To celebrate the 30th anniversary of the first Carmen Sandiego Day, the franchise is encouraging schools across the country to creating their own classroom events dedicated to cultural awareness and inquiry-based learning on January 8, 2019. In a live event from 10:30-11:30 AM EST, the show will broadcast a live interview with the voice of Carmen, Gina Rodriguez. It will also show the trailer and clips from the upcoming Netflix show. Finally, students will be selected to compete in a geography.history gameshow entitled Geo Game Show. The live broadcast will be done via dadeschools.tv. In addition, HMH created quizzes and activities for the Day, including Carmen's Geo Handbook and Carmen Quiz Show.

==Description==
===Schools===
The exact description of a day varies with the event. In the very first Carmen Sandiego Day, students went on a linguistic, artistic, musical, and geographical tour through locations where Carmen's crooks hid, on the way learning about culture via their favourite sports and chosen cuisines. The first annual Carmen Sandiego Day in Charlotte took place on February 15, 1993, and all 4–6th graders in public, private and parochial schools were asked to participate in the event. Carmen Sandiego Day was recommended as a way to get educators, students and community members to turn into technology users and supporters. In a 1992 event, children explained the computer program to their parents, brought food from different parts of the world, had homerooms compete in the Math Super Bowl competition, and a Media Center containing a Carmen theater, art exhibits, Spanish exhibits, gifted-talented exhibits and hobbies-sports-careers exhibits.

===Broderbund===
To help with the events, Broderbund traditionally contributes in various ways. They published sample news releases and a radio script, as well as participation certificates for the students. They also created a four-week planning guide that led up to the actual events. In some cases, Broderbund even sent an actress dressed up as Carmen Sandiego by helicopter herself to schools who called in advance. A system was implemented whereby students could call into the fictional Acme Detective Agency (actual Broderbund headquarters) and talk to the Chief (played by franchise creators Gene Portwood or Lauren Elliott). While they originally gave away the kits for free, due to the success of the program they began charging $10 for shipping and handling. Broderbund added a contest element to the days as Broderbund would provide a pack with shirts, folders, contest suggestions, stickers, and prizes; this became a favourable component for schools. The kit was made available alongside the other two educational support packages, released due to the "overwhelming acceptance" of the series: School editions and Lab Pack editions. The latter two, plus Carmen Day sequels, were published by Broderbund due to the "overwhelming demand".

==Reception==
The Carmen Sandiego kit was distributed to over 7000 schools across the United States, and the project was covered in Time magazine. Jon Bennet, who had organised the first Carmen Sandiego Day, received the Quality Recognition Award for technology innovation at a State Board of Education meeting for his Carmen Sandiego Day concept. In 2001, Lauren Elliott would retroactively assess that "[Carmen Days] were a kick ... and successful".
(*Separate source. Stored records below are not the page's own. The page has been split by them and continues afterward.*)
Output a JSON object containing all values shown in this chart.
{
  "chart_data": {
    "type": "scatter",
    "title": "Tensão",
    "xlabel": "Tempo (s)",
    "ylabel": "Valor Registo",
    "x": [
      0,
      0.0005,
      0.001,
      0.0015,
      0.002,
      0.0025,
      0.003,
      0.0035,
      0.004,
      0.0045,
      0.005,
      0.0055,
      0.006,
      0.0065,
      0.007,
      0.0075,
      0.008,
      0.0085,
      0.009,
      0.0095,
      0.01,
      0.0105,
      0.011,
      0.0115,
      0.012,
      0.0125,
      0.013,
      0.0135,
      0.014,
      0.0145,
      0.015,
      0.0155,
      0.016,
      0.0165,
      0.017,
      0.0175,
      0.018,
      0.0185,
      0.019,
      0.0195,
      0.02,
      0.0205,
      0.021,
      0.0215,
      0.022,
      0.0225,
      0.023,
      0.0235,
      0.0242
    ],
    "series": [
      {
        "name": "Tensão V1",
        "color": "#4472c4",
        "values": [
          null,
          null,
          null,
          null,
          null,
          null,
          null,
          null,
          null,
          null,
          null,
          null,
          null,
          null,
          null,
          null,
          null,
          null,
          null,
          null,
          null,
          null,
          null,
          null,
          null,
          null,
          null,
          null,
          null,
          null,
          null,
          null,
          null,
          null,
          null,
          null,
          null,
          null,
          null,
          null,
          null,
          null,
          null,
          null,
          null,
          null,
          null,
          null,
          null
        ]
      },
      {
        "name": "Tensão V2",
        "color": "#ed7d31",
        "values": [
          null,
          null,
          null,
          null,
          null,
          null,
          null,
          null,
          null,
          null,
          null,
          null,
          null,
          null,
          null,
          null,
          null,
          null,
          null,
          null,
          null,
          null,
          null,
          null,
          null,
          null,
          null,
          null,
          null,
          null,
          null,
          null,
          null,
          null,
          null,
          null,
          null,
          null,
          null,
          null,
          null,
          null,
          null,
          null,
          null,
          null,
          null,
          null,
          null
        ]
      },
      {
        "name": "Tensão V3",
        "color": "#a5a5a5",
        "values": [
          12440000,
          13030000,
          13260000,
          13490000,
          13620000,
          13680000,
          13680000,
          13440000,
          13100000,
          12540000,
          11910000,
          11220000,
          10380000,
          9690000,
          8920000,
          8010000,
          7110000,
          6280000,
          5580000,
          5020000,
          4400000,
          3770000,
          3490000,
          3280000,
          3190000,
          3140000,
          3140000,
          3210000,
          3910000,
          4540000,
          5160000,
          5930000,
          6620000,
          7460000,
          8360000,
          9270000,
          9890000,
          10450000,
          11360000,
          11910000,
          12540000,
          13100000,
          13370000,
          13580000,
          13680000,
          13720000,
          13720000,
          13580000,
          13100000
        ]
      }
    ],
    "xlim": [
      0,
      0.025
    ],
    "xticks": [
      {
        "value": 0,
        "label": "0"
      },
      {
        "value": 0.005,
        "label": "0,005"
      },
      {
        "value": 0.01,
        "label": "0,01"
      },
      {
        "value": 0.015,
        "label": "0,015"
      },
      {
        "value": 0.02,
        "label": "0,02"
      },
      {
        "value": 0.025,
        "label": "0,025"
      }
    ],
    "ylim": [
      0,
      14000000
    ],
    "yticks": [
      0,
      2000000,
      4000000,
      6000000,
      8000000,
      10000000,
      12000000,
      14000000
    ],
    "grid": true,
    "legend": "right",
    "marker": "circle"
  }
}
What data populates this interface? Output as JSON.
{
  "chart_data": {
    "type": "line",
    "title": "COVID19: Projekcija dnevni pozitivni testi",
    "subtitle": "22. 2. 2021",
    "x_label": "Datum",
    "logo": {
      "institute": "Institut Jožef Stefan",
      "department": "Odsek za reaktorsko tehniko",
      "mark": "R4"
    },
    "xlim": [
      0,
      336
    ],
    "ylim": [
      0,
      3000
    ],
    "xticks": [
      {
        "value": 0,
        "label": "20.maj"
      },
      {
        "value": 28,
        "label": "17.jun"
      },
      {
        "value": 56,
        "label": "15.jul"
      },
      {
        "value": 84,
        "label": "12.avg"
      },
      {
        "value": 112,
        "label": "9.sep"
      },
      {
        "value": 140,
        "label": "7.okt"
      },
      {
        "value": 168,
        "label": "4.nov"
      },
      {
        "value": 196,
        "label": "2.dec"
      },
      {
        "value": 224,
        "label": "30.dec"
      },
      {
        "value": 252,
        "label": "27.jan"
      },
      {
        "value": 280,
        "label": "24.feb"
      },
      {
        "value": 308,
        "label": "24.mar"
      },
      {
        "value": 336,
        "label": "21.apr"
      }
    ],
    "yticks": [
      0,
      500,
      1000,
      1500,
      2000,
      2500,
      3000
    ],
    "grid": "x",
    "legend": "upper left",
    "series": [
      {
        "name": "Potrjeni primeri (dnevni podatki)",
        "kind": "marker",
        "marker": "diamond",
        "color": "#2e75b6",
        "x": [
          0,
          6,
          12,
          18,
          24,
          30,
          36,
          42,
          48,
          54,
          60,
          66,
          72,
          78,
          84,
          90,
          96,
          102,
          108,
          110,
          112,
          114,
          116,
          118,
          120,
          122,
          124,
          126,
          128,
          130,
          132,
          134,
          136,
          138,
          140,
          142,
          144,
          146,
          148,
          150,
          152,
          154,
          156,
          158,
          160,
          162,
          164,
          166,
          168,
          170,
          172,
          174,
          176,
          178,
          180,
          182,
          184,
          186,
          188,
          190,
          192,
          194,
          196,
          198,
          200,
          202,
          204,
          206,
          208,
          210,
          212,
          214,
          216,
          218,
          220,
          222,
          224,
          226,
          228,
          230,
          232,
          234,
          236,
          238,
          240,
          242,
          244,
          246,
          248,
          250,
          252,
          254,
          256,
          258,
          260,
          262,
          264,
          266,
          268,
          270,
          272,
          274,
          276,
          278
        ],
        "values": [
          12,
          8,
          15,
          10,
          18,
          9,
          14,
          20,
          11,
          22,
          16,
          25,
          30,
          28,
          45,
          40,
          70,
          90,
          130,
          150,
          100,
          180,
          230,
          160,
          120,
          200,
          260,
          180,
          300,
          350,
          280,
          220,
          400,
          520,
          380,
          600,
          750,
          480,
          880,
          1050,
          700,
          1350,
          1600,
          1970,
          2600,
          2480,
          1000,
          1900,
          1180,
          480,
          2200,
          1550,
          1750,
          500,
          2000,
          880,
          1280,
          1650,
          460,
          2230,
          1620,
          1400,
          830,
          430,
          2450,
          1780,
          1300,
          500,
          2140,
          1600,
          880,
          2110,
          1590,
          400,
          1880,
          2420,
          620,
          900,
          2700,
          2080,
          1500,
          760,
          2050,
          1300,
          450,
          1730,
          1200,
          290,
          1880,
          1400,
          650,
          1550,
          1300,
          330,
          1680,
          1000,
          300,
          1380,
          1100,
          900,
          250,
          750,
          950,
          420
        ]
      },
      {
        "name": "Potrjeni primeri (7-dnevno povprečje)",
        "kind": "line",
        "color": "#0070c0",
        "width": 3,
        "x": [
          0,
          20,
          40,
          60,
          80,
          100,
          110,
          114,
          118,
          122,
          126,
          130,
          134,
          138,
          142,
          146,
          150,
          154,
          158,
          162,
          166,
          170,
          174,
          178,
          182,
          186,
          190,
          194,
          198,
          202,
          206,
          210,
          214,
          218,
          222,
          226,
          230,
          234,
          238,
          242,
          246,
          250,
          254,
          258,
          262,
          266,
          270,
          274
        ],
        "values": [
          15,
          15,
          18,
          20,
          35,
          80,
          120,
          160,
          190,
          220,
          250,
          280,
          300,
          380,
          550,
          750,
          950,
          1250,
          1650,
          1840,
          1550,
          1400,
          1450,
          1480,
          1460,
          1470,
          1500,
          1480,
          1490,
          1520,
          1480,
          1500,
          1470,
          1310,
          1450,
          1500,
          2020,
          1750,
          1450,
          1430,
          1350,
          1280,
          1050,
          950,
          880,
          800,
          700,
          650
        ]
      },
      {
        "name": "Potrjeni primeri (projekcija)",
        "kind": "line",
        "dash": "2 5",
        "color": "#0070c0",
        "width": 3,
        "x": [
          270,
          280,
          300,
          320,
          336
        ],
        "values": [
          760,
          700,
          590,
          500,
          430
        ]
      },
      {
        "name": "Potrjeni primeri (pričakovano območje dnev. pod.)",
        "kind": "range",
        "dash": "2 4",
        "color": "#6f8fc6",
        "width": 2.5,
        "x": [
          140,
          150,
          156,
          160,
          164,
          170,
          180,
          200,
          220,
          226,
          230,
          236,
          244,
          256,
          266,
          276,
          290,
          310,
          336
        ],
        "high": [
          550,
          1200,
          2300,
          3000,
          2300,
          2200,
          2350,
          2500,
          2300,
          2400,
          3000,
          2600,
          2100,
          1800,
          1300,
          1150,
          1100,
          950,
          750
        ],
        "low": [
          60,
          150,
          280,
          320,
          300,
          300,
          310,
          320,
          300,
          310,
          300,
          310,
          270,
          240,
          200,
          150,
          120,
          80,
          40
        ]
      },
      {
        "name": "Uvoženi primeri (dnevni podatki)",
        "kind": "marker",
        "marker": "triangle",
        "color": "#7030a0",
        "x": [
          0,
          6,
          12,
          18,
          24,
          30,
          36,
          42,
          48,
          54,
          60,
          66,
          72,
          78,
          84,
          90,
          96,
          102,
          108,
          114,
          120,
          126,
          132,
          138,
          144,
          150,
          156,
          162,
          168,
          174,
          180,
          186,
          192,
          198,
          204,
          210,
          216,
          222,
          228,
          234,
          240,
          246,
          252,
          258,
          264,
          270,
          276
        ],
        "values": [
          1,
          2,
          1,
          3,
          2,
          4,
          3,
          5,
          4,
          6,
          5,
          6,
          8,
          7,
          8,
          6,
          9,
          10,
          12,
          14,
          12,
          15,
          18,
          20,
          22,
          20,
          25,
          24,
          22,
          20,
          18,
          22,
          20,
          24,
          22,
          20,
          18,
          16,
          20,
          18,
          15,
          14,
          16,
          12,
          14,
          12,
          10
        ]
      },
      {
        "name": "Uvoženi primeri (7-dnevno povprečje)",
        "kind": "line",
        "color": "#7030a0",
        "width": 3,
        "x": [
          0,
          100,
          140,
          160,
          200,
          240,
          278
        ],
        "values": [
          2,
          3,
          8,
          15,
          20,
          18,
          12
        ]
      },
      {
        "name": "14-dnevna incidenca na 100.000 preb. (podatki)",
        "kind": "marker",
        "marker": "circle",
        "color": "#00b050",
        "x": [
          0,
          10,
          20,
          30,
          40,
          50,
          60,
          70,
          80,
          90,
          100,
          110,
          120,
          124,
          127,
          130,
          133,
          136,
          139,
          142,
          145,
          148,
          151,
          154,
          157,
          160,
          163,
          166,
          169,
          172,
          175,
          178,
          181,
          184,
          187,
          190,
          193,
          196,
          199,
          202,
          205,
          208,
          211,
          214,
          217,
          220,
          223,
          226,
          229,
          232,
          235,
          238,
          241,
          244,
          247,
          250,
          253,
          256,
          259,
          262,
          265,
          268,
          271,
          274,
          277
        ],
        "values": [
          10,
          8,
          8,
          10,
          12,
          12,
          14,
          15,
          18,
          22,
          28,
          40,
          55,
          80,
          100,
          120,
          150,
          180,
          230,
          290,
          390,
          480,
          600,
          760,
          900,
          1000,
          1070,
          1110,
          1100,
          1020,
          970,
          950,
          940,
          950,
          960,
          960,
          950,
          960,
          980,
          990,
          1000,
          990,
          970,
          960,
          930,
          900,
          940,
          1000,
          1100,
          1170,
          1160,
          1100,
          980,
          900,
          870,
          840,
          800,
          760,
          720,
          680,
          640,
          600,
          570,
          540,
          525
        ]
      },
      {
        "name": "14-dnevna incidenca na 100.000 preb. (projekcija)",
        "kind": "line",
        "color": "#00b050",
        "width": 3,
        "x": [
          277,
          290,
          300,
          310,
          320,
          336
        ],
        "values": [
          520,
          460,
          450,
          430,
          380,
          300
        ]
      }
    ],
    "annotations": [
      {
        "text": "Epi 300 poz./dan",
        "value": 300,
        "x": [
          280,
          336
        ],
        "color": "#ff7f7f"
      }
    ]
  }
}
Beverly Cunningham, SAGE teacher at Mountain Valley Elementary, commented: "Carmen Sandiego Day is an excellent example of how computer programs can be used innovatively to enrich traditional subjects and increase student involvement and motivation". A November 1991 issue of Amiga News noted that the Carmen Sandiego franchise had "achieved great success" in schools thanks to the establishment of this ongoing event. Commodore Magazine wrote that the Carmen Day packs were "worth it".

The success of Carmen Days led to schools from many states asking Broderbund to make state-specific versions of their games to appeal to the state and fit into their Carmen Days. Broderbund only attempted this once, with the prototype Where in North Dakota Is Carmen Sandiego?; the game sold around 5,000 copies but its popularity was contained with North Dakota.